Most kids arrive wanting sport-specific drills — the basketball ladder, the soccer cone, the football route. We start somewhere else. We start with how the body is supposed to move.

  • Speed mechanics.
  • Agility.
  • Flexibility through dynamic motion.
  • Endurance the athlete actually needs.
  • Strength built from the body itself, not the iron rack.

An athlete with mastery of these fundamentals improves at every sport. An athlete without them plateaus and gets hurt.

We use bungee-cord rebounders as a primary tool — a low-impact training surface that develops the elastic strength sprinters and jumpers need, without the joint wear of repeated hard-surface plyometrics. We use bodyweight work. We use medicine balls and implements when warranted. We do not use heavy weights with growing athletes. Nothing over fifteen pounds, ever.

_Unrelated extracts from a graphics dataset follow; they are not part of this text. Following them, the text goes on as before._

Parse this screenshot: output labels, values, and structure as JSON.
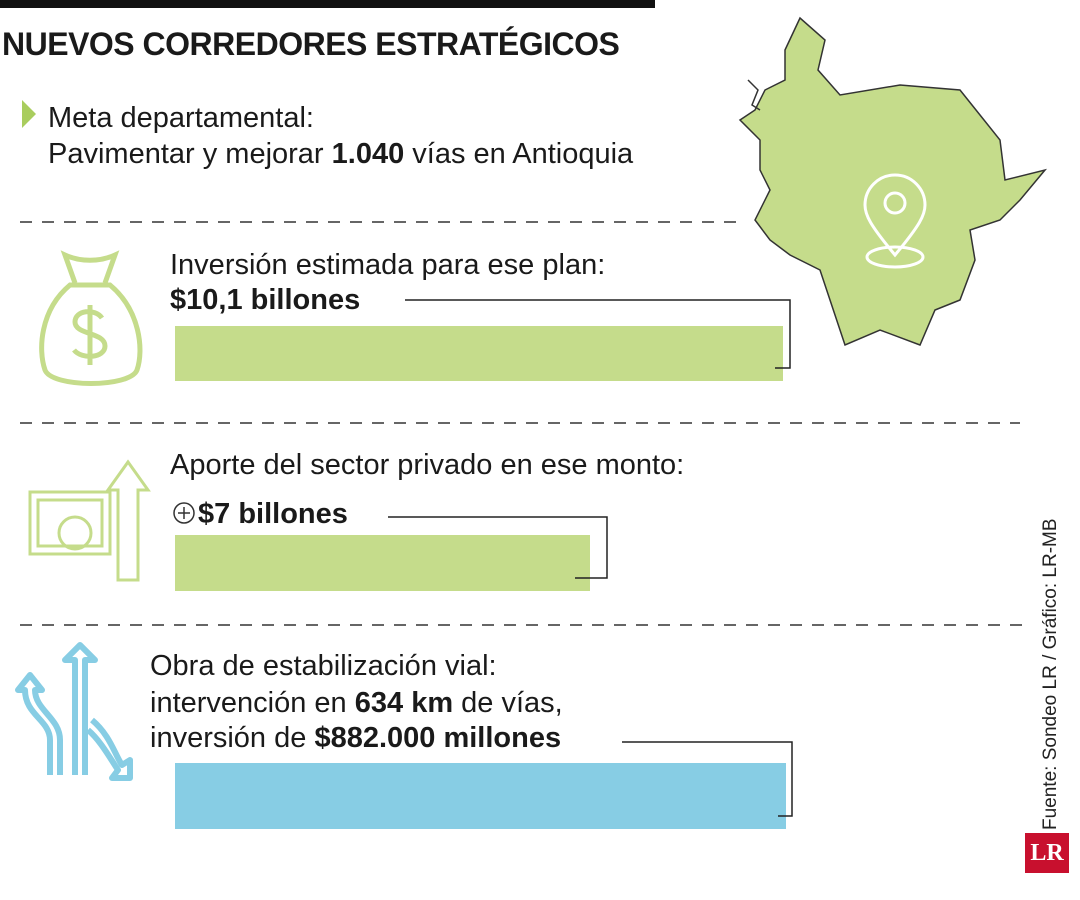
{
  "header": {
    "title": "NUEVOS CORREDORES ESTRATÉGICOS"
  },
  "goal": {
    "label": "Meta departamental:",
    "text_before": "Pavimentar y mejorar",
    "highlight": "1.040",
    "text_after": "vías en Antioquia"
  },
  "items": [
    {
      "label": "Inversión estimada para ese plan:",
      "value": "$10,1 billones"
    },
    {
      "label": "Aporte del sector privado en ese monto:",
      "value": "$7 billones"
    },
    {
      "label": "Obra de estabilización vial:",
      "line2_before": "intervención en",
      "line2_highlight": "634 km",
      "line2_after": "de vías,",
      "line3_before": "inversión de",
      "line3_highlight": "$882.000 millones"
    }
  ],
  "footer": {
    "source": "Fuente: Sondeo LR / Gráfico: LR-MB",
    "logo": "LR"
  }
}
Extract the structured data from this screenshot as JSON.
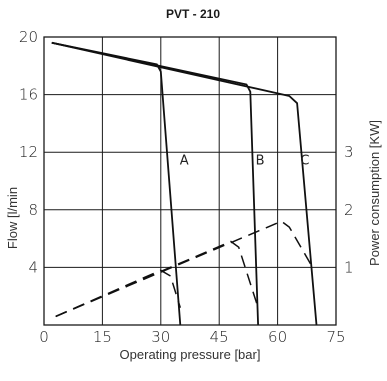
{
  "chart_data": {
    "type": "line",
    "title": "PVT - 210",
    "xlabel": "Operating pressure [bar]",
    "ylabel": "Flow [l/min",
    "y2label": "Power consumption [KW]",
    "xlim": [
      0,
      75
    ],
    "ylim": [
      0,
      20
    ],
    "y2lim": [
      0,
      5
    ],
    "xticks": [
      "0",
      "15",
      "30",
      "45",
      "60",
      "75"
    ],
    "yticks": [
      "4",
      "8",
      "12",
      "16",
      "20"
    ],
    "y2ticks": [
      "1",
      "2",
      "3"
    ],
    "grid": true,
    "flow_curves": [
      {
        "name": "A",
        "x": [
          2,
          29,
          30,
          35
        ],
        "y": [
          19.6,
          18.1,
          17.6,
          0
        ]
      },
      {
        "name": "B",
        "x": [
          2,
          52,
          53,
          55
        ],
        "y": [
          19.6,
          16.7,
          16.2,
          0
        ]
      },
      {
        "name": "C",
        "x": [
          2,
          63,
          65,
          70
        ],
        "y": [
          19.6,
          15.9,
          15.4,
          0
        ]
      }
    ],
    "power_curves": [
      {
        "name": "A",
        "x": [
          3,
          30,
          32.5,
          35
        ],
        "y": [
          0.15,
          0.95,
          0.85,
          0.3
        ]
      },
      {
        "name": "B",
        "x": [
          3,
          48,
          50,
          55
        ],
        "y": [
          0.15,
          1.45,
          1.35,
          0.3
        ]
      },
      {
        "name": "C",
        "x": [
          3,
          61,
          63,
          69
        ],
        "y": [
          0.15,
          1.8,
          1.7,
          1.0
        ]
      }
    ],
    "curve_labels": [
      {
        "text": "A",
        "x": 36,
        "y": 11.5
      },
      {
        "text": "B",
        "x": 55.5,
        "y": 11.5
      },
      {
        "text": "C",
        "x": 67,
        "y": 11.5
      }
    ]
  }
}
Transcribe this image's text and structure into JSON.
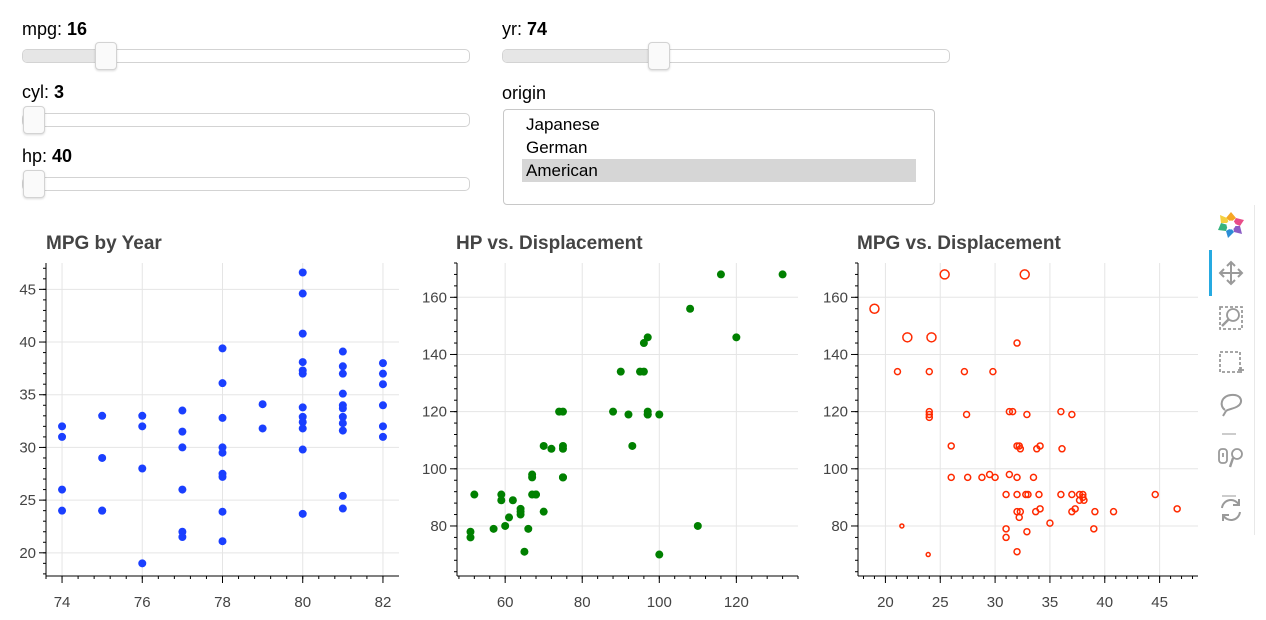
{
  "controls": {
    "mpg": {
      "label": "mpg:",
      "value": "16",
      "fraction": 0.17
    },
    "cyl": {
      "label": "cyl:",
      "value": "3",
      "fraction": 0.0
    },
    "hp": {
      "label": "hp:",
      "value": "40",
      "fraction": 0.0
    },
    "yr": {
      "label": "yr:",
      "value": "74",
      "fraction": 0.34
    },
    "origin": {
      "label": "origin",
      "options": [
        "Japanese",
        "German",
        "American"
      ],
      "selected": "American"
    }
  },
  "toolbar": {
    "tools": [
      "bokeh-logo-icon",
      "pan-icon",
      "box-zoom-icon",
      "box-select-icon",
      "lasso-select-icon",
      "hover-icon",
      "reset-icon"
    ],
    "active": "pan-icon"
  },
  "chart_data": [
    {
      "type": "scatter",
      "title": "MPG by Year",
      "xlabel": "",
      "ylabel": "",
      "xlim": [
        73.6,
        82.4
      ],
      "ylim": [
        17.8,
        47.5
      ],
      "xticks": [
        74,
        76,
        78,
        80,
        82
      ],
      "yticks": [
        20,
        25,
        30,
        35,
        40,
        45
      ],
      "grid": true,
      "color": "#1a3fff",
      "points": [
        [
          74,
          32
        ],
        [
          74,
          31
        ],
        [
          74,
          26
        ],
        [
          74,
          24
        ],
        [
          75,
          33
        ],
        [
          75,
          29
        ],
        [
          75,
          24
        ],
        [
          75,
          24
        ],
        [
          76,
          33
        ],
        [
          76,
          32
        ],
        [
          76,
          28
        ],
        [
          76,
          19
        ],
        [
          77,
          33.5
        ],
        [
          77,
          31.5
        ],
        [
          77,
          30
        ],
        [
          77,
          26
        ],
        [
          77,
          22
        ],
        [
          77,
          21.5
        ],
        [
          78,
          39.4
        ],
        [
          78,
          36.1
        ],
        [
          78,
          32.8
        ],
        [
          78,
          30
        ],
        [
          78,
          29.5
        ],
        [
          78,
          27.5
        ],
        [
          78,
          27.2
        ],
        [
          78,
          23.9
        ],
        [
          78,
          21.1
        ],
        [
          79,
          34.1
        ],
        [
          79,
          31.8
        ],
        [
          80,
          46.6
        ],
        [
          80,
          44.6
        ],
        [
          80,
          40.8
        ],
        [
          80,
          38.1
        ],
        [
          80,
          37.3
        ],
        [
          80,
          37
        ],
        [
          80,
          33.8
        ],
        [
          80,
          32.9
        ],
        [
          80,
          32.4
        ],
        [
          80,
          31.8
        ],
        [
          80,
          29.8
        ],
        [
          80,
          23.7
        ],
        [
          81,
          39.1
        ],
        [
          81,
          37.7
        ],
        [
          81,
          37
        ],
        [
          81,
          35.1
        ],
        [
          81,
          34
        ],
        [
          81,
          33.7
        ],
        [
          81,
          32.9
        ],
        [
          81,
          32.3
        ],
        [
          81,
          31.6
        ],
        [
          81,
          25.4
        ],
        [
          81,
          24.2
        ],
        [
          82,
          38
        ],
        [
          82,
          37
        ],
        [
          82,
          36
        ],
        [
          82,
          34
        ],
        [
          82,
          32
        ],
        [
          82,
          31
        ]
      ]
    },
    {
      "type": "scatter",
      "title": "HP vs. Displacement",
      "xlabel": "",
      "ylabel": "",
      "xlim": [
        47.5,
        136
      ],
      "ylim": [
        62.5,
        172
      ],
      "xticks": [
        60,
        80,
        100,
        120
      ],
      "yticks": [
        80,
        100,
        120,
        140,
        160
      ],
      "grid": true,
      "color": "#008000",
      "points": [
        [
          52,
          91
        ],
        [
          51,
          76
        ],
        [
          51,
          78
        ],
        [
          57,
          79
        ],
        [
          59,
          89
        ],
        [
          59,
          91
        ],
        [
          60,
          80
        ],
        [
          61,
          83
        ],
        [
          62,
          89
        ],
        [
          64,
          84
        ],
        [
          64,
          85
        ],
        [
          64,
          86
        ],
        [
          65,
          71
        ],
        [
          66,
          79
        ],
        [
          67,
          97
        ],
        [
          67,
          98
        ],
        [
          67,
          91
        ],
        [
          68,
          91
        ],
        [
          68,
          91
        ],
        [
          70,
          108
        ],
        [
          70,
          85
        ],
        [
          72,
          107
        ],
        [
          74,
          120
        ],
        [
          75,
          120
        ],
        [
          75,
          108
        ],
        [
          75,
          107
        ],
        [
          75,
          97
        ],
        [
          75,
          97
        ],
        [
          88,
          120
        ],
        [
          90,
          134
        ],
        [
          92,
          119
        ],
        [
          93,
          108
        ],
        [
          95,
          134
        ],
        [
          96,
          134
        ],
        [
          96,
          144
        ],
        [
          97,
          146
        ],
        [
          97,
          120
        ],
        [
          97,
          119
        ],
        [
          97,
          119
        ],
        [
          100,
          119
        ],
        [
          100,
          70
        ],
        [
          108,
          156
        ],
        [
          110,
          80
        ],
        [
          116,
          168
        ],
        [
          120,
          146
        ],
        [
          132,
          168
        ]
      ]
    },
    {
      "type": "scatter",
      "title": "MPG vs. Displacement",
      "xlabel": "",
      "ylabel": "",
      "xlim": [
        17.5,
        48.5
      ],
      "ylim": [
        62.5,
        172
      ],
      "xticks": [
        20,
        25,
        30,
        35,
        40,
        45
      ],
      "yticks": [
        80,
        100,
        120,
        140,
        160
      ],
      "grid": true,
      "color": "#ff2a00",
      "points": [
        [
          19,
          156,
          9
        ],
        [
          22,
          146,
          9
        ],
        [
          24.2,
          146,
          9
        ],
        [
          25.4,
          168,
          9
        ],
        [
          32.7,
          168,
          9
        ],
        [
          21.1,
          134,
          6
        ],
        [
          24,
          134,
          6
        ],
        [
          27.2,
          134,
          6
        ],
        [
          29.8,
          134,
          6
        ],
        [
          32,
          144,
          6
        ],
        [
          24,
          120,
          6
        ],
        [
          24,
          119,
          6
        ],
        [
          24,
          118,
          6
        ],
        [
          27.4,
          119,
          6
        ],
        [
          31.3,
          120,
          6
        ],
        [
          31.6,
          120,
          6
        ],
        [
          32.9,
          119,
          6
        ],
        [
          36,
          120,
          6
        ],
        [
          37,
          119,
          6
        ],
        [
          26,
          108,
          6
        ],
        [
          32,
          108,
          6
        ],
        [
          32.2,
          108,
          6
        ],
        [
          32.3,
          107,
          6
        ],
        [
          33.8,
          107,
          6
        ],
        [
          34.1,
          108,
          6
        ],
        [
          36.1,
          107,
          6
        ],
        [
          26,
          97,
          6
        ],
        [
          27.5,
          97,
          6
        ],
        [
          28.8,
          97,
          6
        ],
        [
          29.5,
          98,
          6
        ],
        [
          30,
          97,
          6
        ],
        [
          31.3,
          98,
          6
        ],
        [
          32,
          97,
          6
        ],
        [
          33.5,
          97,
          6
        ],
        [
          34,
          91,
          6
        ],
        [
          31,
          91,
          6
        ],
        [
          32,
          91,
          6
        ],
        [
          32.8,
          91,
          6
        ],
        [
          33,
          91,
          6
        ],
        [
          36,
          91,
          6
        ],
        [
          37,
          91,
          6
        ],
        [
          37.7,
          91,
          6
        ],
        [
          38,
          91,
          6
        ],
        [
          38,
          90,
          6
        ],
        [
          38.1,
          89,
          6
        ],
        [
          37.7,
          89,
          6
        ],
        [
          44.6,
          91,
          6
        ],
        [
          32,
          85,
          6
        ],
        [
          32.3,
          85,
          6
        ],
        [
          32.2,
          83,
          6
        ],
        [
          33.7,
          85,
          6
        ],
        [
          34.1,
          86,
          6
        ],
        [
          37,
          85,
          6
        ],
        [
          37.3,
          86,
          6
        ],
        [
          39.1,
          85,
          6
        ],
        [
          40.8,
          85,
          6
        ],
        [
          46.6,
          86,
          6
        ],
        [
          35,
          81,
          6
        ],
        [
          31,
          79,
          6
        ],
        [
          31,
          76,
          6
        ],
        [
          32.9,
          78,
          6
        ],
        [
          39,
          79,
          6
        ],
        [
          21.5,
          80,
          4
        ],
        [
          23.9,
          70,
          4
        ],
        [
          32,
          71,
          6
        ]
      ]
    }
  ]
}
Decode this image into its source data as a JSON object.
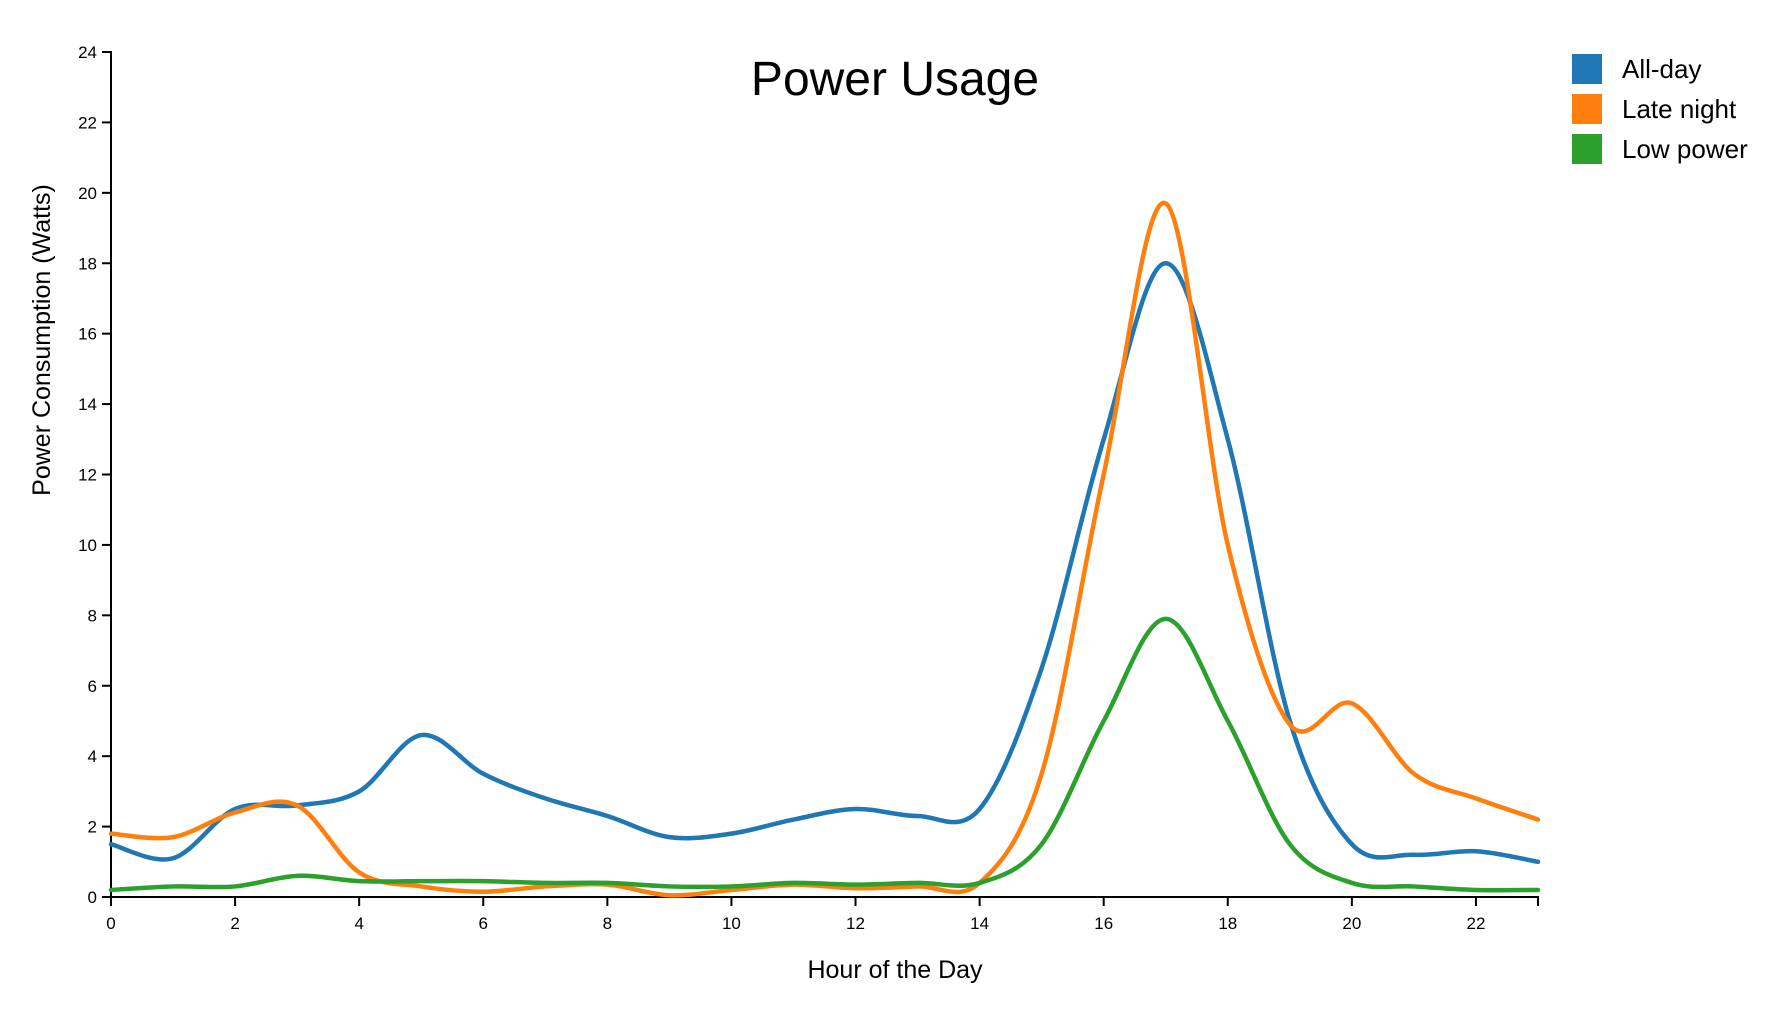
{
  "chart_data": {
    "type": "line",
    "title": "Power Usage",
    "xlabel": "Hour of the Day",
    "ylabel": "Power Consumption (Watts)",
    "xlim": [
      0,
      23
    ],
    "ylim": [
      0,
      24
    ],
    "x_ticks": [
      "0",
      "2",
      "4",
      "6",
      "8",
      "10",
      "12",
      "14",
      "16",
      "18",
      "20",
      "22"
    ],
    "y_ticks": [
      "0",
      "2",
      "4",
      "6",
      "8",
      "10",
      "12",
      "14",
      "16",
      "18",
      "20",
      "22",
      "24"
    ],
    "legend_position": "top-right",
    "grid": false,
    "x": [
      0,
      1,
      2,
      3,
      4,
      5,
      6,
      7,
      8,
      9,
      10,
      11,
      12,
      13,
      14,
      15,
      16,
      17,
      18,
      19,
      20,
      21,
      22,
      23
    ],
    "series": [
      {
        "name": "All-day",
        "color": "#1f77b4",
        "values": [
          1.5,
          1.1,
          2.5,
          2.6,
          3.0,
          4.6,
          3.5,
          2.8,
          2.3,
          1.7,
          1.8,
          2.2,
          2.5,
          2.3,
          2.5,
          6.5,
          13.0,
          18.0,
          13.0,
          5.0,
          1.5,
          1.2,
          1.3,
          1.0
        ]
      },
      {
        "name": "Late night",
        "color": "#ff7f0e",
        "values": [
          1.8,
          1.7,
          2.4,
          2.6,
          0.7,
          0.3,
          0.15,
          0.3,
          0.35,
          0.05,
          0.2,
          0.35,
          0.25,
          0.3,
          0.4,
          3.5,
          12.0,
          19.7,
          10.0,
          4.9,
          5.5,
          3.5,
          2.8,
          2.2
        ]
      },
      {
        "name": "Low power",
        "color": "#2ca02c",
        "values": [
          0.2,
          0.3,
          0.3,
          0.6,
          0.45,
          0.45,
          0.45,
          0.4,
          0.4,
          0.3,
          0.3,
          0.4,
          0.35,
          0.4,
          0.4,
          1.5,
          5.0,
          7.9,
          5.0,
          1.5,
          0.4,
          0.3,
          0.2,
          0.2
        ]
      }
    ]
  }
}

The methodology is built on what the human body already knows how to do. The job is to remove what's getting in the way.

Why injuries
are rare.

Injuries are rare in our environment. When they happen, we focus on helping athletes move better so they can return stronger.

The current youth sports culture has produced what we call the "instant athlete" — a child pushed toward early specialization, year-round travel teams, and adult-style training volume before their bodies are ready for it. The result is an epidemic of overuse injuries, burnout, and athletes who peak at fourteen and quit at sixteen. Everyone in the system knows this. Few are willing to say it.

We say it. And we do something different.

Sessions stop before fatigue compromises form. Groups stay small enough that mechanics are corrected in real time. Loads stay light enough to develop strength without breaking the connective tissue of a still-growing athlete. The schedule respects the season — explosive work moves to controlled surfaces in cold weather, when muscles are tight and the risk of strain is highest.

When an athlete does come in with a strain, a tweak, or a setback from another sport, the same methodology applies in reverse. We work on the movement that broke down. We rebuild it correctly. The athlete returns stronger than they were before — not because the injury made them stronger, but because the work done after did.

A fellow coach put it this way:

Coach Gerry is like no other trainer or sports training system. He has his own unique and specialized methods that produce maximum results. The training is hard but somehow always keeps a smile on the kids' faces.

— The Coach —

The athlete is never finished.
Neither is the coach.

Coach Gerry is a Mechanical Engineer with forty-plus years of coaching experience and a background in Value Engineering. At sixty-eight, he still demonstrates every drill on the program himself.

Coaches at any level are welcome to visit a session, observe the work, and demonstrate the drills alongside us. Good coaching is built on shared knowledge.

Recognized for youth athletic development since 1977.